By Maan D’Asis Pamaran / Photography by Mark Chester Ang
The ambitious project, which seeks to retain and integrate a former film set and ancestral home with a residential high rise, is yet another fine example of adaptive reuse by multi-awarded architect Carlo Calma. The forward-looking series of spaces seek to combine the old with the new to produce homes that aren’t only liveable, but also relevant to 21st-century Filipinos.
Quezon City is known as the “City of Stars,” the Philippine version, if you will, of Hollywood, even Bollywood. It is the creative hub where movies and television magic is conceptualized and, especially in the olden, golden days, filmed. One such location was a house in the quiet suburb of the city, its balustrades featured prominently in the coming-of-age movie Bagets and an iconic film that pitted “Da King” Fernando Poe Jr. against mischievous child wonder Niño Muhlach titled Ang Leon at Ang Daga. On this former film set and ancestral home will rise a homage to the local film industry, via a project undertaken by Calma Properties Inc.
The real estate project, called “Monuments,” will be the setting of a new high-rise lifestyle building amidst the primarily residential area that is accessible to the watering holes that this part of Quezon City is known for. There will be 22 residential units in the high-rise complex, but the heart of the building will be the hearth of the ancestral house, which will be converted to a museum of sorts, archiving digitized files and movie memorabilia.
In an exclusive interview with PeopleAsia ENCLAVES at his whimsical and ultra-modern office-slash-showroom at Clipp Center in Bonifacio Global City, Filipino architect and visual artist Carlo Calma says that instead of tearing down the iconic home, they have decided to integrate it into the design, making it a portal to the building, literally. “I envision adding sensorial elements such as the sound of static when you enter the house, to make you feel like you are entering a television set,” he explains. “We could have film showings utilizing the roof of the house to give it a new kind of cinematic experience.”
The repurposed life
The decision to retain the original structure stems from the architect’s desire to promote a piece of history within the project. “Greece and Rome have their ruins, some countries in Asia also place value on their historic sites. In our own way, we are going beyond simply restoring a piece of our culture by creating something new out of it, repurposing the house to fit into the modern landscape,” he explains while pointing to a scale model of one of his most important projects to date.
Retaining key elements of the home, such as the balustrade and the dining area, which were prominently used in movies of yore, is his interpretation of keeping it in context. “It is designed to make you feel like going through layers of time, where there is a juxtaposition of the old structure with the new one. As architects, I feel like we are custodians of our special heritage and before we tear down something we look at the site and its historical context, which may be packaged as part of our culture. It gives the structure a sense of place and purpose.”

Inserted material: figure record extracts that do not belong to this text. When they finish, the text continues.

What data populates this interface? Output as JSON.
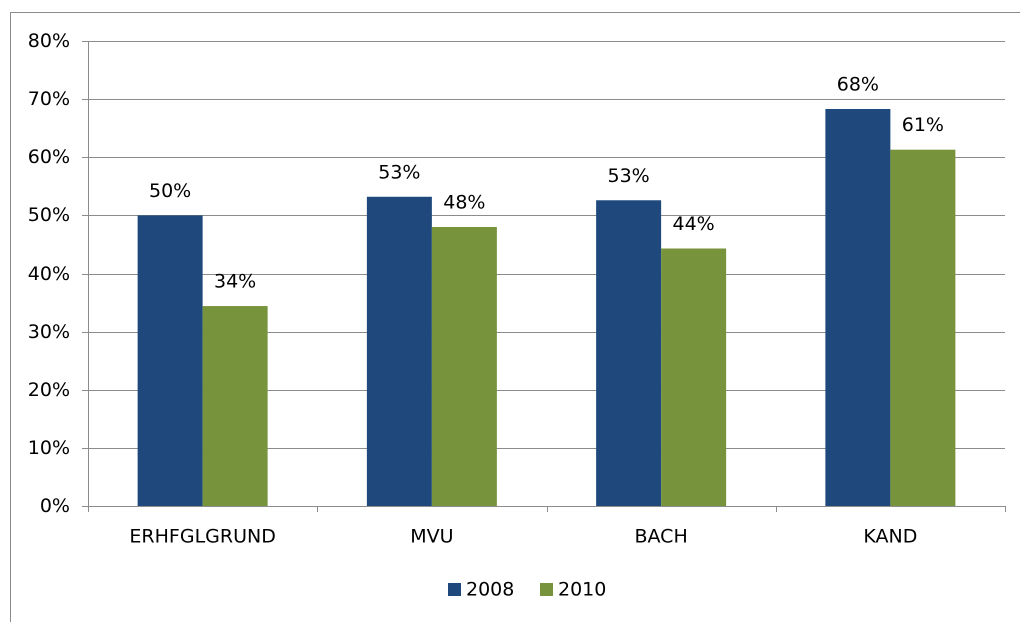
{
  "chart_data": {
    "type": "bar",
    "categories": [
      "ERHFGLGRUND",
      "MVU",
      "BACH",
      "KAND"
    ],
    "series": [
      {
        "name": "2008",
        "color": "#1f497d",
        "values": [
          50,
          53.2,
          52.6,
          68.3
        ],
        "value_labels": [
          "50%",
          "53%",
          "53%",
          "68%"
        ]
      },
      {
        "name": "2010",
        "color": "#77933c",
        "values": [
          34.4,
          48,
          44.3,
          61.3
        ],
        "value_labels": [
          "34%",
          "48%",
          "44%",
          "61%"
        ]
      }
    ],
    "ylim": [
      0,
      80
    ],
    "yticks": [
      {
        "value": 0,
        "label": "0%"
      },
      {
        "value": 10,
        "label": "10%"
      },
      {
        "value": 20,
        "label": "20%"
      },
      {
        "value": 30,
        "label": "30%"
      },
      {
        "value": 40,
        "label": "40%"
      },
      {
        "value": 50,
        "label": "50%"
      },
      {
        "value": 60,
        "label": "60%"
      },
      {
        "value": 70,
        "label": "70%"
      },
      {
        "value": 80,
        "label": "80%"
      }
    ],
    "grid": true,
    "legend": "bottom"
  }
}
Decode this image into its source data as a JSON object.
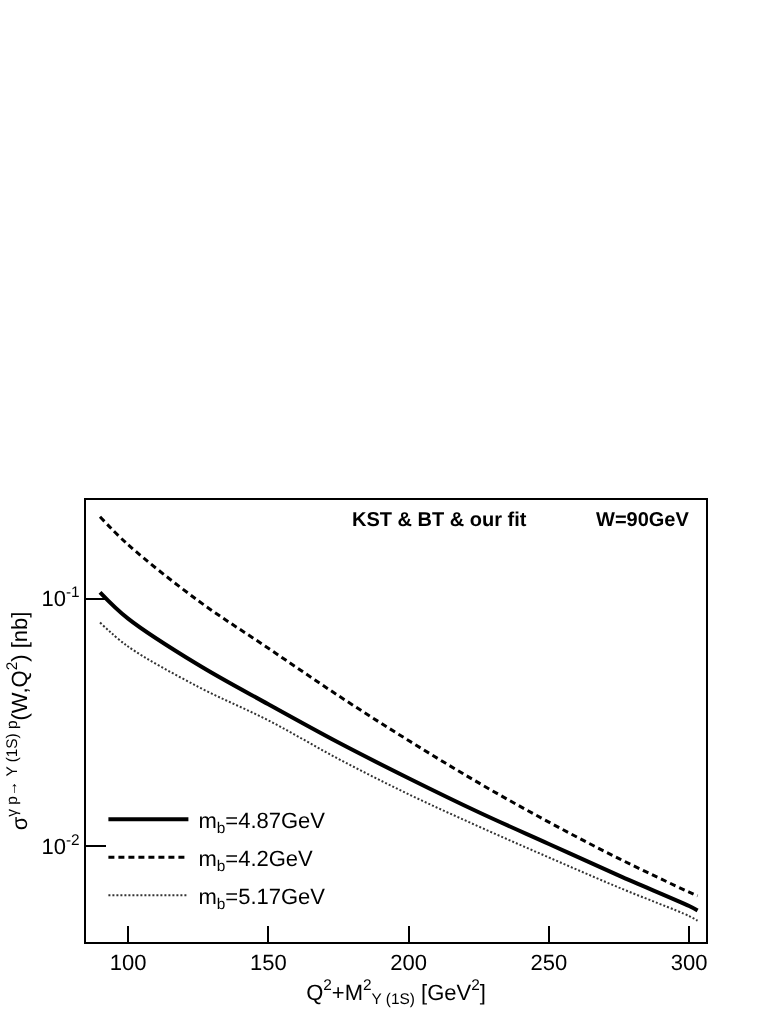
{
  "chart_data": {
    "type": "line",
    "xlabel": "Q$^{2}$+M$^{2}$$_{Υ (1S)}$ [GeV$^{2}$]",
    "ylabel": "σ$^{γ p→ Υ (1S) p}$(W,Q$^{2}$) [nb]",
    "annotations": [
      "KST & BT & our fit",
      "W=90GeV"
    ],
    "x": [
      90,
      100,
      125,
      150,
      175,
      200,
      225,
      250,
      275,
      300,
      303
    ],
    "series": [
      {
        "name": "m$_{b}$=4.87GeV",
        "color": "#000000",
        "line_style": "solid",
        "values": [
          0.106,
          0.083,
          0.054,
          0.0374,
          0.0262,
          0.0188,
          0.0137,
          0.0102,
          0.0076,
          0.00573,
          0.0055
        ]
      },
      {
        "name": "m$_{b}$=4.2GeV",
        "color": "#000000",
        "line_style": "dashed",
        "values": [
          0.214,
          0.165,
          0.098,
          0.063,
          0.0405,
          0.0267,
          0.018,
          0.0125,
          0.0089,
          0.00652,
          0.0063
        ]
      },
      {
        "name": "m$_{b}$=5.17GeV",
        "color": "#333333",
        "line_style": "dotted",
        "values": [
          0.08,
          0.064,
          0.044,
          0.0322,
          0.0225,
          0.0162,
          0.012,
          0.009,
          0.0068,
          0.00522,
          0.005
        ]
      }
    ],
    "log": "y",
    "xlim": [
      85,
      306
    ],
    "ylim": [
      0.0041,
      0.25
    ],
    "xticks": [
      100,
      150,
      200,
      250,
      300
    ],
    "yticks": [
      {
        "value": 0.01,
        "label": "10$^{-2}$"
      },
      {
        "value": 0.1,
        "label": "10$^{-1}$"
      }
    ],
    "legend": "bottom left"
  }
}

The future of architecture
Architecture is now more organic and collaborative, Carlo says. “It is now influenced by things such as fashion, art, and graphic design. We create a definitive space that veers away from the cookie-cutter approach. It has become more liberal.”
There is precedence in repurposing buildings globally, akin to what they are doing with “Monuments.” The Zeitz Museum in South Africa was formerly a group of grain silos and the industrial site Steel Yard in Rhode Island is now a community space for art gatherings.

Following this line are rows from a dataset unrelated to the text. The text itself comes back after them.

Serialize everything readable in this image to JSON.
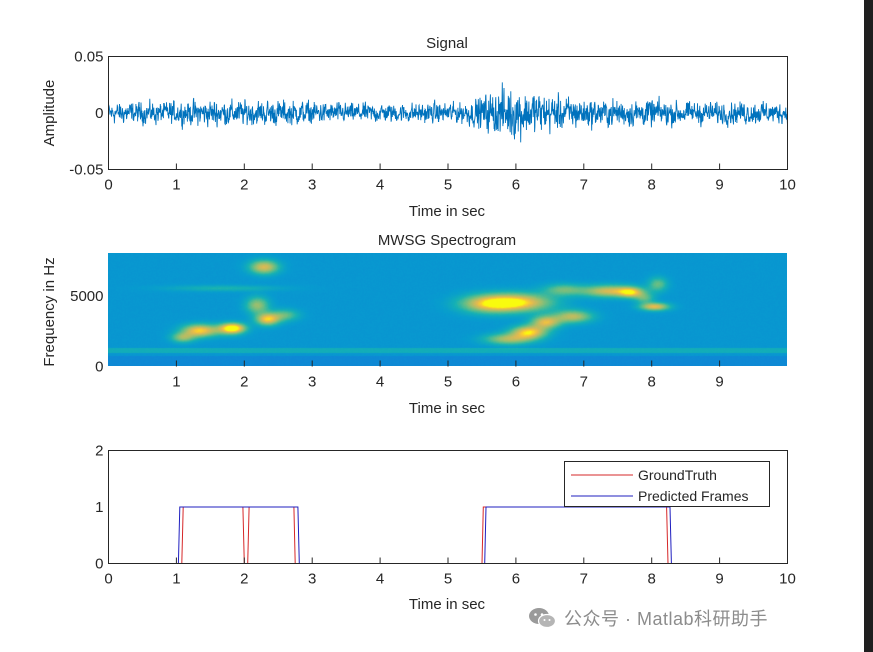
{
  "figure": {
    "plots": [
      {
        "id": "signal",
        "chart_data": {
          "type": "line",
          "title": "Signal",
          "xlabel": "Time in sec",
          "ylabel": "Amplitude",
          "xlim": [
            0,
            10
          ],
          "ylim": [
            -0.05,
            0.05
          ],
          "xticks": [
            "0",
            "1",
            "2",
            "3",
            "4",
            "5",
            "6",
            "7",
            "8",
            "9",
            "10"
          ],
          "yticks": [
            "0.05",
            "0",
            "-0.05"
          ],
          "series": [
            {
              "name": "signal",
              "color": "#0072bd",
              "envelope_t": [
                0,
                0.5,
                1,
                1.5,
                2,
                2.5,
                3,
                3.5,
                4,
                4.5,
                5,
                5.3,
                5.5,
                5.7,
                6,
                6.3,
                6.6,
                7,
                7.5,
                8,
                8.5,
                9,
                9.5,
                10
              ],
              "envelope_amp": [
                0.011,
                0.011,
                0.012,
                0.014,
                0.013,
                0.013,
                0.012,
                0.01,
                0.01,
                0.01,
                0.011,
                0.012,
                0.017,
                0.024,
                0.028,
                0.022,
                0.018,
                0.015,
                0.014,
                0.014,
                0.012,
                0.011,
                0.012,
                0.01
              ]
            }
          ]
        }
      },
      {
        "id": "spectrogram",
        "chart_data": {
          "type": "heatmap",
          "title": "MWSG Spectrogram",
          "xlabel": "Time in sec",
          "ylabel": "Frequency in Hz",
          "xlim": [
            0,
            10
          ],
          "ylim": [
            0,
            8000
          ],
          "xticks": [
            "1",
            "2",
            "3",
            "4",
            "5",
            "6",
            "7",
            "8",
            "9"
          ],
          "yticks": [
            "5000",
            "0"
          ],
          "blobs": [
            {
              "t": 1.35,
              "f": 2500,
              "st": 0.18,
              "sf": 320,
              "a": 0.95
            },
            {
              "t": 1.1,
              "f": 2000,
              "st": 0.12,
              "sf": 250,
              "a": 0.55
            },
            {
              "t": 1.8,
              "f": 2600,
              "st": 0.15,
              "sf": 300,
              "a": 0.6
            },
            {
              "t": 1.85,
              "f": 2700,
              "st": 0.12,
              "sf": 240,
              "a": 0.7
            },
            {
              "t": 2.2,
              "f": 4300,
              "st": 0.12,
              "sf": 420,
              "a": 0.6
            },
            {
              "t": 2.35,
              "f": 3300,
              "st": 0.12,
              "sf": 300,
              "a": 0.9
            },
            {
              "t": 2.3,
              "f": 7000,
              "st": 0.15,
              "sf": 350,
              "a": 0.8
            },
            {
              "t": 2.6,
              "f": 3600,
              "st": 0.15,
              "sf": 300,
              "a": 0.45
            },
            {
              "t": 1.7,
              "f": 5500,
              "st": 0.6,
              "sf": 150,
              "a": 0.25
            },
            {
              "t": 5.6,
              "f": 4400,
              "st": 0.3,
              "sf": 450,
              "a": 0.75
            },
            {
              "t": 6.05,
              "f": 4500,
              "st": 0.35,
              "sf": 450,
              "a": 0.9
            },
            {
              "t": 5.9,
              "f": 1900,
              "st": 0.25,
              "sf": 280,
              "a": 0.65
            },
            {
              "t": 6.2,
              "f": 2400,
              "st": 0.18,
              "sf": 320,
              "a": 0.95
            },
            {
              "t": 6.45,
              "f": 3100,
              "st": 0.15,
              "sf": 320,
              "a": 0.8
            },
            {
              "t": 6.85,
              "f": 3500,
              "st": 0.2,
              "sf": 320,
              "a": 0.7
            },
            {
              "t": 6.7,
              "f": 5400,
              "st": 0.2,
              "sf": 300,
              "a": 0.45
            },
            {
              "t": 7.4,
              "f": 5300,
              "st": 0.3,
              "sf": 300,
              "a": 0.8
            },
            {
              "t": 7.7,
              "f": 5200,
              "st": 0.12,
              "sf": 250,
              "a": 0.65
            },
            {
              "t": 8.05,
              "f": 4200,
              "st": 0.15,
              "sf": 200,
              "a": 0.85
            },
            {
              "t": 8.1,
              "f": 5800,
              "st": 0.1,
              "sf": 350,
              "a": 0.45
            },
            {
              "t": 7.9,
              "f": 4800,
              "st": 0.1,
              "sf": 250,
              "a": 0.4
            }
          ]
        }
      },
      {
        "id": "frames",
        "chart_data": {
          "type": "line",
          "xlabel": "Time in sec",
          "xlim": [
            0,
            10
          ],
          "ylim": [
            0,
            2
          ],
          "xticks": [
            "0",
            "1",
            "2",
            "3",
            "4",
            "5",
            "6",
            "7",
            "8",
            "9",
            "10"
          ],
          "yticks": [
            "2",
            "1",
            "0"
          ],
          "legend_position": "top-right",
          "series": [
            {
              "name": "GroundTruth",
              "color": "#d62728",
              "x": [
                0,
                1.08,
                1.1,
                1.98,
                2.0,
                2.05,
                2.07,
                2.73,
                2.75,
                5.5,
                5.52,
                8.22,
                8.24,
                10
              ],
              "y": [
                0,
                0,
                1,
                1,
                0,
                0,
                1,
                1,
                0,
                0,
                1,
                1,
                0,
                0
              ]
            },
            {
              "name": "Predicted Frames",
              "color": "#1f1fbf",
              "x": [
                0,
                1.03,
                1.05,
                2.79,
                2.81,
                5.54,
                5.56,
                8.27,
                8.29,
                10
              ],
              "y": [
                0,
                0,
                1,
                1,
                0,
                0,
                1,
                1,
                0,
                0
              ]
            }
          ]
        }
      }
    ]
  },
  "watermark": {
    "text": "公众号 · Matlab科研助手"
  }
}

“Adaptive reuse is about looking into something inherent in the structure and giving it new life. It translates culture in an abstract way, and I think that it is a cool direction for architecture to take,” says the architect who like to inject a touch of whimsy and a sense of play into his projects. “There is room for imagination and it is robust, there is no certain look that will date a structure, as it did during the ’70s or ’80s.”
The rise of the 30-story Monument + Film Archive Museum is one such example of where the future is headed, and it is about livable spaces that connect to culture and a sense of place.
This story first appeared on PeopleAsia ENCLAVES.